To address this problem, we combine and align ranging and gyro systems in one tool-string and use simultaneous gyro attitude measurements to define the orientation of a ranging system with respect to True North. We apply this technique to two distinct magnetic ranging methods. The first method consists of a solenoid based ranging system. The example shows how this method was used to drill a precisely parallel wellbore in a close proximity to a previously drilled vertical well. The second described method consists of an at-bit-while-drilling ranging system that was used to safely pass by a vertical well while drilling a horizontal well in a close proximity.
The paper compares the results of alternative north orientation techniques for magnetic ranging versus the simultaneous gyro attitude referencing.

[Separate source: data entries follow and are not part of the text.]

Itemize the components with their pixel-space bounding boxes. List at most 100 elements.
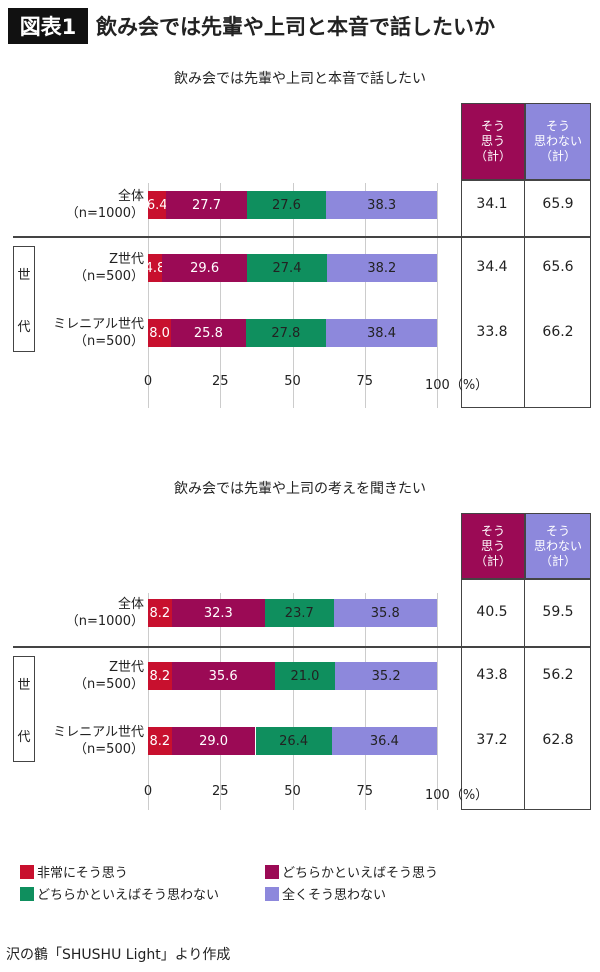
row-label-line: ミレニアル世代	[53, 317, 144, 332]
x-tick-label: 75	[356, 374, 374, 389]
chart-title: 飲み会では先輩や上司の考えを聞きたい	[174, 481, 426, 497]
row-label-line: 全体	[117, 189, 144, 204]
figure-title: 飲み会では先輩や上司と本音で話したいか	[96, 15, 495, 39]
bar-segment: 8.0	[148, 319, 172, 347]
group-label-generation: 世代	[13, 246, 35, 352]
agree-total-value: 34.1	[476, 196, 508, 212]
x-tick-label: 75	[356, 784, 374, 799]
bar-segment: 6.4	[147, 191, 168, 219]
gridline	[148, 593, 149, 810]
legend-label: どちらかといえばそう思う	[282, 866, 439, 881]
bar-segment: 27.4	[247, 254, 327, 282]
x-tick-label: 25	[211, 784, 229, 799]
row-label-line: （n=500）	[74, 334, 144, 349]
bar-segment: 38.4	[326, 319, 437, 347]
disagree-total-value: 66.2	[542, 324, 574, 340]
header-disagree-total: そう 思わない （計）	[525, 103, 591, 180]
x-tick-label: 0	[143, 374, 153, 389]
header-line: （計）	[539, 553, 576, 568]
x-tick-label: 50	[284, 784, 301, 799]
group-label-generation: 世代	[13, 656, 35, 762]
row-label-line: （n=500）	[74, 269, 144, 284]
source-note: 沢の鶴「SHUSHU Light」より作成	[6, 947, 231, 963]
header-agree-total: そう 思う （計）	[461, 513, 525, 579]
gridline	[220, 593, 222, 810]
bar-segment: 35.8	[333, 599, 437, 627]
x-tick-label: 0	[143, 784, 153, 799]
group-separator	[13, 646, 591, 648]
row-label: ミレニアル世代 （n=500）	[4, 724, 144, 758]
row-label-line: 全体	[117, 597, 144, 612]
agree-total-value: 40.5	[476, 604, 508, 620]
table-col-disagree	[524, 180, 591, 408]
bar-segment: 36.4	[331, 727, 437, 755]
header-line: （計）	[539, 149, 576, 163]
header-agree-total: そう 思う （計）	[461, 103, 525, 180]
disagree-total-value: 59.5	[542, 604, 574, 620]
gridline	[437, 183, 438, 408]
row-label-line: （n=1000）	[65, 614, 144, 629]
disagree-total-value: 65.9	[542, 196, 574, 212]
bar-segment: 8.2	[148, 727, 172, 755]
legend-swatch	[265, 886, 279, 901]
header-line: そう	[545, 523, 570, 538]
legend-label: 全くそう思わない	[282, 888, 387, 903]
legend-item: 非常にそう思う	[20, 862, 128, 881]
group-label-char: 世	[17, 267, 31, 283]
row-label-line: ミレニアル世代	[53, 725, 144, 740]
gridline	[364, 593, 366, 810]
x-tick-label: 25	[211, 374, 229, 389]
header-line: 思う	[480, 134, 505, 148]
row-label-line: （n=1000）	[65, 206, 144, 221]
bar-segment: 4.8	[145, 254, 165, 282]
bar-segment: 21.0	[274, 662, 336, 690]
group-label-char: 代	[17, 319, 31, 335]
bar-segment: 25.8	[171, 319, 246, 347]
row-label: Z世代 （n=500）	[4, 659, 144, 693]
header-line: 思わない	[533, 134, 582, 148]
agree-total-value: 33.8	[476, 324, 508, 340]
x-tick-label: 100（%）	[425, 788, 489, 803]
bar-segment: 27.7	[166, 191, 247, 219]
x-tick-label: 50	[284, 374, 301, 389]
header-line: 思わない	[533, 538, 582, 553]
agree-total-value: 43.8	[476, 667, 508, 683]
agree-total-value: 34.4	[476, 259, 508, 275]
gridline	[292, 183, 294, 408]
disagree-total-value: 56.2	[542, 667, 574, 683]
figure-badge: 図表1	[8, 8, 88, 44]
gridline	[292, 593, 294, 810]
bar-segment: 32.3	[171, 599, 266, 627]
group-label-char: 世	[17, 677, 31, 693]
agree-total-value: 37.2	[476, 732, 508, 748]
header-line: （計）	[474, 149, 511, 163]
row-label: Z世代 （n=500）	[4, 251, 144, 285]
x-tick-label: 100（%）	[425, 378, 489, 393]
bar-segment: 38.3	[326, 191, 437, 219]
header-line: そう	[545, 119, 570, 133]
bar-segment: 38.2	[326, 254, 437, 282]
legend-swatch	[20, 864, 34, 879]
disagree-total-value: 65.6	[542, 259, 574, 275]
chart-title: 飲み会では先輩や上司と本音で話したい	[174, 71, 426, 87]
legend-swatch	[265, 864, 279, 879]
row-label-line: （n=500）	[74, 742, 144, 757]
gridline	[364, 183, 366, 408]
row-label: 全体 （n=1000）	[4, 188, 144, 222]
group-separator	[13, 236, 591, 238]
row-label-line: Z世代	[109, 252, 144, 267]
bar-segment: 26.4	[255, 727, 332, 755]
bar-segment: 27.6	[246, 191, 327, 219]
bar-segment: 29.6	[161, 254, 248, 282]
disagree-total-value: 62.8	[542, 732, 574, 748]
row-label: ミレニアル世代 （n=500）	[4, 316, 144, 350]
bar-segment: 35.2	[335, 662, 437, 690]
row-label: 全体 （n=1000）	[4, 596, 144, 630]
header-line: （計）	[474, 553, 511, 568]
legend-label: 非常にそう思う	[37, 866, 128, 881]
bar-segment: 29.0	[171, 727, 256, 755]
gridline	[437, 593, 438, 810]
bar-segment: 35.6	[171, 662, 275, 690]
group-label-char: 代	[17, 729, 31, 745]
row-label-line: Z世代	[109, 660, 144, 675]
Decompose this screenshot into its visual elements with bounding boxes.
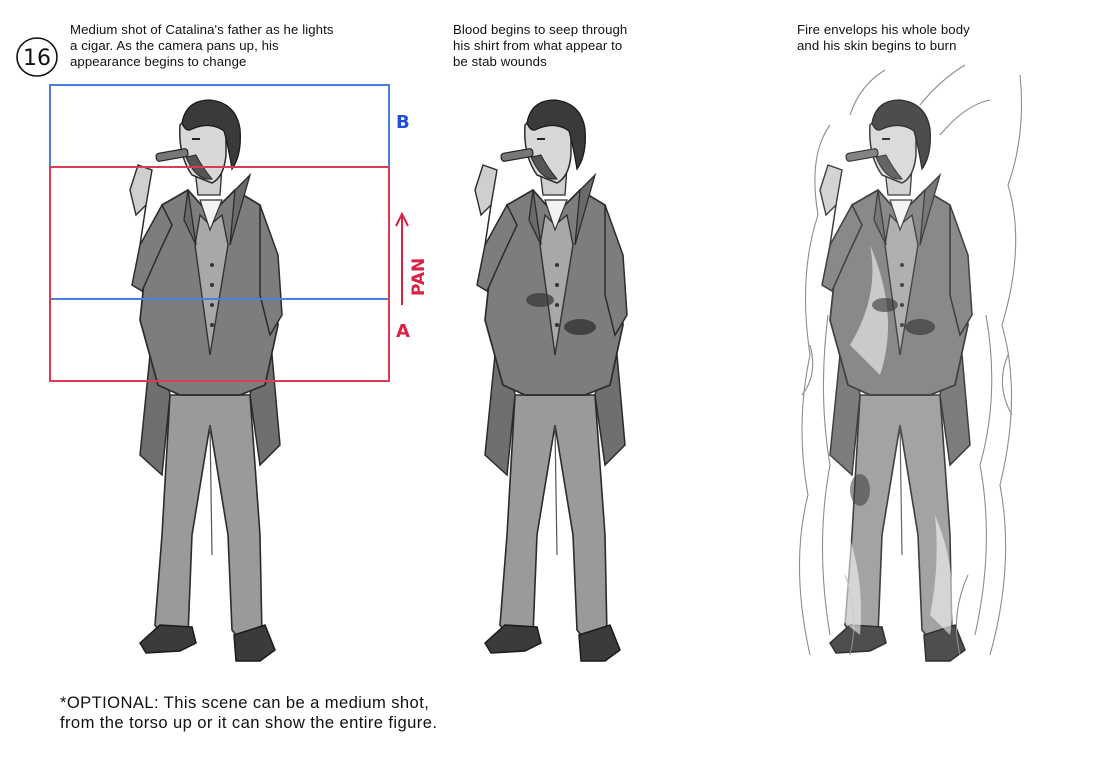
- pan-label: PAN: [409, 258, 429, 296]
- optional-note: *OPTIONAL: This scene can be a medium sh…: [60, 693, 438, 732]
- frame-label-b: B: [396, 112, 410, 133]
- figure-panel-2: [445, 95, 685, 670]
- caption-panel-2: Blood begins to seep through his shirt f…: [453, 22, 628, 69]
- figure-panel-3: [790, 64, 1030, 670]
- frame-label-a: A: [396, 321, 410, 342]
- stab-wound-stain: [526, 293, 554, 307]
- stab-wound-stain: [564, 319, 596, 335]
- fire-highlights: [835, 245, 953, 635]
- pan-arrow-icon: [395, 211, 409, 227]
- panel-number-badge: 16: [15, 36, 59, 78]
- caption-panel-3: Fire envelops his whole body and his ski…: [797, 22, 970, 53]
- caption-panel-1: Medium shot of Catalina's father as he l…: [70, 22, 334, 69]
- panel-number: 16: [23, 46, 51, 71]
- figure-panel-1: [100, 95, 340, 670]
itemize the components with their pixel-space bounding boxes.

The alternative techniques include a magnetic north orientation and the north orientation derived from a prior downhole survey and gravity high side tool face. The results show that the described technique can improve magnetic ranging accuracy by up to 10-fold over the previous methods. The paper provides 2D and 3D visualization and numerical analysis of the listed north orientation techniques applied to the magnetic ranging methods.
Simultaneous gyro measurements can significantly improve magnetic ranging accuracy. The applications for the described technique include relief well drilling, plug and abandonment, collision avoidance/risk mitigation, civil and mining projects.